Consent is an affirmative, conscious agreement from both participants in any sexual activity. It’s voluntary, revocable and ongoing. It can be withdrawn at any time and must be establihsed whenever sex is initiated.
Just as regular communication is important in our relationships to set boundaries, expectations, and understand each other, sexual communication works the same way.
No matter how in tune you may be with a partner, short or long term, it’s important to communicate sexual boundaries, desires, and activities. No matter how much we may want to, we can’t read our partner’s minds. A moan, nod, or silence isn’t enough because though they may come off positive, they may not be enough to initiate sexual activity. Non-verbal communication can be tricky in sexual situations.

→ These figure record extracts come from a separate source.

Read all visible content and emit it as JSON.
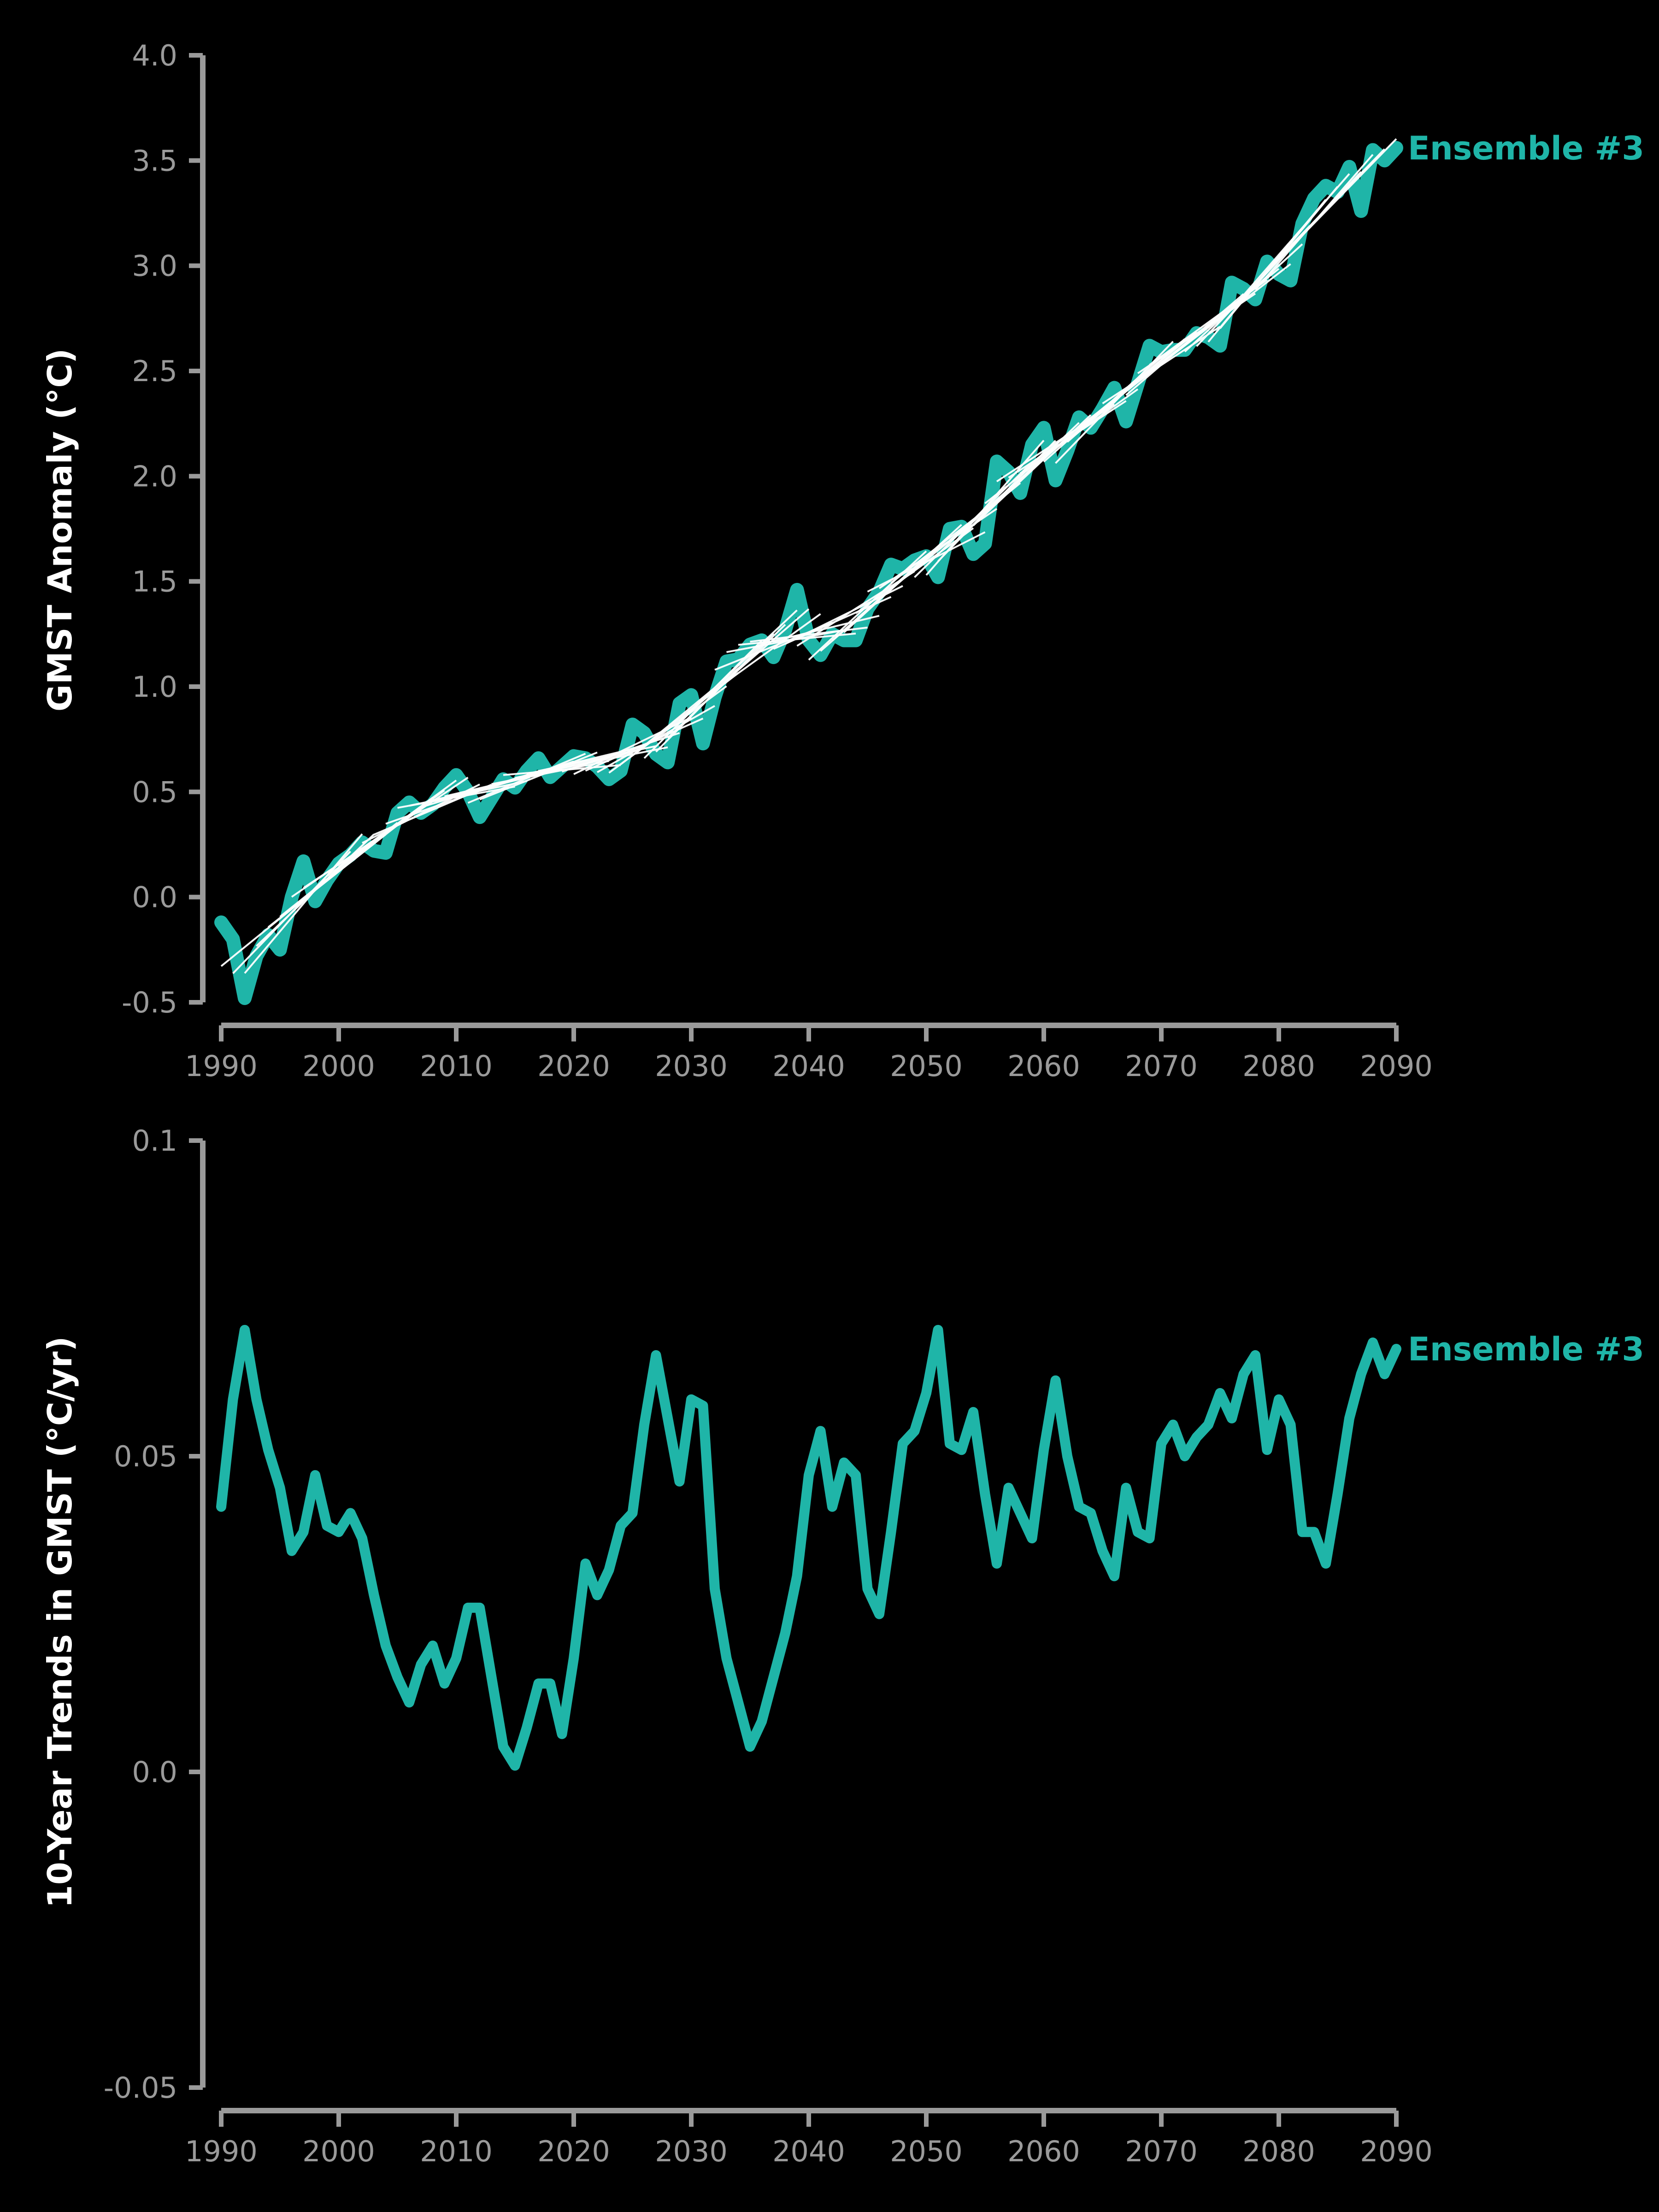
{
  "colors": {
    "background": "#000000",
    "axis": "#9a9a9a",
    "series": "#1fb5a8",
    "trend_segments": "#ffffff"
  },
  "chart_data": [
    {
      "type": "line",
      "title": "",
      "ylabel": "GMST Anomaly (°C)",
      "xlabel": "",
      "xlim": [
        1990,
        2090
      ],
      "ylim": [
        -0.5,
        4.0
      ],
      "xticks": [
        "1990",
        "2000",
        "2010",
        "2020",
        "2030",
        "2040",
        "2050",
        "2060",
        "2070",
        "2080",
        "2090"
      ],
      "yticks": [
        "-0.5",
        "0.0",
        "0.5",
        "1.0",
        "1.5",
        "2.0",
        "2.5",
        "3.0",
        "3.5",
        "4.0"
      ],
      "grid": false,
      "series": [
        {
          "name": "Ensemble #3",
          "color": "#1fb5a8",
          "x": [
            1990,
            1991,
            1992,
            1993,
            1994,
            1995,
            1996,
            1997,
            1998,
            1999,
            2000,
            2001,
            2002,
            2003,
            2004,
            2005,
            2006,
            2007,
            2008,
            2009,
            2010,
            2011,
            2012,
            2013,
            2014,
            2015,
            2016,
            2017,
            2018,
            2019,
            2020,
            2021,
            2022,
            2023,
            2024,
            2025,
            2026,
            2027,
            2028,
            2029,
            2030,
            2031,
            2032,
            2033,
            2034,
            2035,
            2036,
            2037,
            2038,
            2039,
            2040,
            2041,
            2042,
            2043,
            2044,
            2045,
            2046,
            2047,
            2048,
            2049,
            2050,
            2051,
            2052,
            2053,
            2054,
            2055,
            2056,
            2057,
            2058,
            2059,
            2060,
            2061,
            2062,
            2063,
            2064,
            2065,
            2066,
            2067,
            2068,
            2069,
            2070,
            2071,
            2072,
            2073,
            2074,
            2075,
            2076,
            2077,
            2078,
            2079,
            2080,
            2081,
            2082,
            2083,
            2084,
            2085,
            2086,
            2087,
            2088,
            2089,
            2090
          ],
          "y": [
            -0.12,
            -0.2,
            -0.48,
            -0.28,
            -0.18,
            -0.25,
            0.0,
            0.17,
            -0.02,
            0.08,
            0.16,
            0.2,
            0.26,
            0.22,
            0.21,
            0.4,
            0.45,
            0.4,
            0.44,
            0.52,
            0.58,
            0.5,
            0.38,
            0.47,
            0.56,
            0.52,
            0.6,
            0.66,
            0.57,
            0.62,
            0.67,
            0.66,
            0.62,
            0.56,
            0.6,
            0.82,
            0.78,
            0.68,
            0.64,
            0.92,
            0.96,
            0.73,
            0.95,
            1.12,
            1.13,
            1.2,
            1.22,
            1.14,
            1.27,
            1.46,
            1.22,
            1.15,
            1.25,
            1.22,
            1.22,
            1.37,
            1.45,
            1.58,
            1.56,
            1.6,
            1.62,
            1.52,
            1.75,
            1.76,
            1.63,
            1.68,
            2.07,
            2.02,
            1.92,
            2.15,
            2.23,
            1.98,
            2.12,
            2.28,
            2.23,
            2.32,
            2.42,
            2.26,
            2.44,
            2.62,
            2.59,
            2.6,
            2.6,
            2.68,
            2.66,
            2.62,
            2.92,
            2.89,
            2.84,
            3.02,
            2.96,
            2.93,
            3.2,
            3.32,
            3.38,
            3.35,
            3.47,
            3.26,
            3.55,
            3.5,
            3.56
          ]
        }
      ],
      "overlay": {
        "type": "line-segments",
        "description": "",
        "color": "#ffffff",
        "window": 10
      },
      "annotations": [
        "Ensemble #3"
      ]
    },
    {
      "type": "line",
      "title": "",
      "ylabel": "10-Year Trends in GMST (°C/yr)",
      "xlabel": "",
      "xlim": [
        1990,
        2090
      ],
      "ylim": [
        -0.05,
        0.1
      ],
      "xticks": [
        "1990",
        "2000",
        "2010",
        "2020",
        "2030",
        "2040",
        "2050",
        "2060",
        "2070",
        "2080",
        "2090"
      ],
      "yticks": [
        "-0.05",
        "0.0",
        "0.05",
        "0.1"
      ],
      "grid": false,
      "series": [
        {
          "name": "Ensemble #3",
          "color": "#1fb5a8",
          "x": [
            1990,
            1991,
            1992,
            1993,
            1994,
            1995,
            1996,
            1997,
            1998,
            1999,
            2000,
            2001,
            2002,
            2003,
            2004,
            2005,
            2006,
            2007,
            2008,
            2009,
            2010,
            2011,
            2012,
            2013,
            2014,
            2015,
            2016,
            2017,
            2018,
            2019,
            2020,
            2021,
            2022,
            2023,
            2024,
            2025,
            2026,
            2027,
            2028,
            2029,
            2030,
            2031,
            2032,
            2033,
            2034,
            2035,
            2036,
            2037,
            2038,
            2039,
            2040,
            2041,
            2042,
            2043,
            2044,
            2045,
            2046,
            2047,
            2048,
            2049,
            2050,
            2051,
            2052,
            2053,
            2054,
            2055,
            2056,
            2057,
            2058,
            2059,
            2060,
            2061,
            2062,
            2063,
            2064,
            2065,
            2066,
            2067,
            2068,
            2069,
            2070,
            2071,
            2072,
            2073,
            2074,
            2075,
            2076,
            2077,
            2078,
            2079,
            2080,
            2081,
            2082,
            2083,
            2084,
            2085,
            2086,
            2087,
            2088,
            2089,
            2090
          ],
          "y": [
            0.042,
            0.059,
            0.07,
            0.059,
            0.051,
            0.045,
            0.035,
            0.038,
            0.047,
            0.039,
            0.038,
            0.041,
            0.037,
            0.028,
            0.02,
            0.015,
            0.011,
            0.017,
            0.02,
            0.014,
            0.018,
            0.026,
            0.026,
            0.015,
            0.004,
            0.001,
            0.007,
            0.014,
            0.014,
            0.006,
            0.018,
            0.033,
            0.028,
            0.032,
            0.039,
            0.041,
            0.055,
            0.066,
            0.056,
            0.046,
            0.059,
            0.058,
            0.029,
            0.018,
            0.011,
            0.004,
            0.008,
            0.015,
            0.022,
            0.031,
            0.047,
            0.054,
            0.042,
            0.049,
            0.047,
            0.029,
            0.025,
            0.038,
            0.052,
            0.054,
            0.06,
            0.07,
            0.052,
            0.051,
            0.057,
            0.044,
            0.033,
            0.045,
            0.041,
            0.037,
            0.051,
            0.062,
            0.05,
            0.042,
            0.041,
            0.035,
            0.031,
            0.045,
            0.038,
            0.037,
            0.052,
            0.055,
            0.05,
            0.053,
            0.055,
            0.06,
            0.056,
            0.063,
            0.066,
            0.051,
            0.059,
            0.055,
            0.038,
            0.038,
            0.033,
            0.044,
            0.056,
            0.063,
            0.068,
            0.063,
            0.067
          ]
        }
      ],
      "annotations": [
        "Ensemble #3"
      ]
    }
  ]
}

Open communication is important to avoiding what may be an embarrassing bedroom accident – or serious assault.
The students of University of California, Davis put together this guide to ‘Sexcessful Communication’, which discusses communication in intimate relationships, sexual communication, and even includes a pleasure profile tool to help identify turn-ons and turn-offs with a partner.
There is no specific type of person that is safe from or prone to assault because of their gender, age or sexuality. Sexual assault affects thousands of people all over the country and all over the world everyday. Our awareness and understanding of sexual assault and the victims continues to grow, and so does our ability to help.
Awareness is important. It’s important to be able to help victims of sexual assault. It’s just as important to have an understanding of what sexual assault is and how to prevent it. It’s a crime that makes its victims – not its perpetrators – ashamed, shunned or blamed for sharing their stories and asking for help.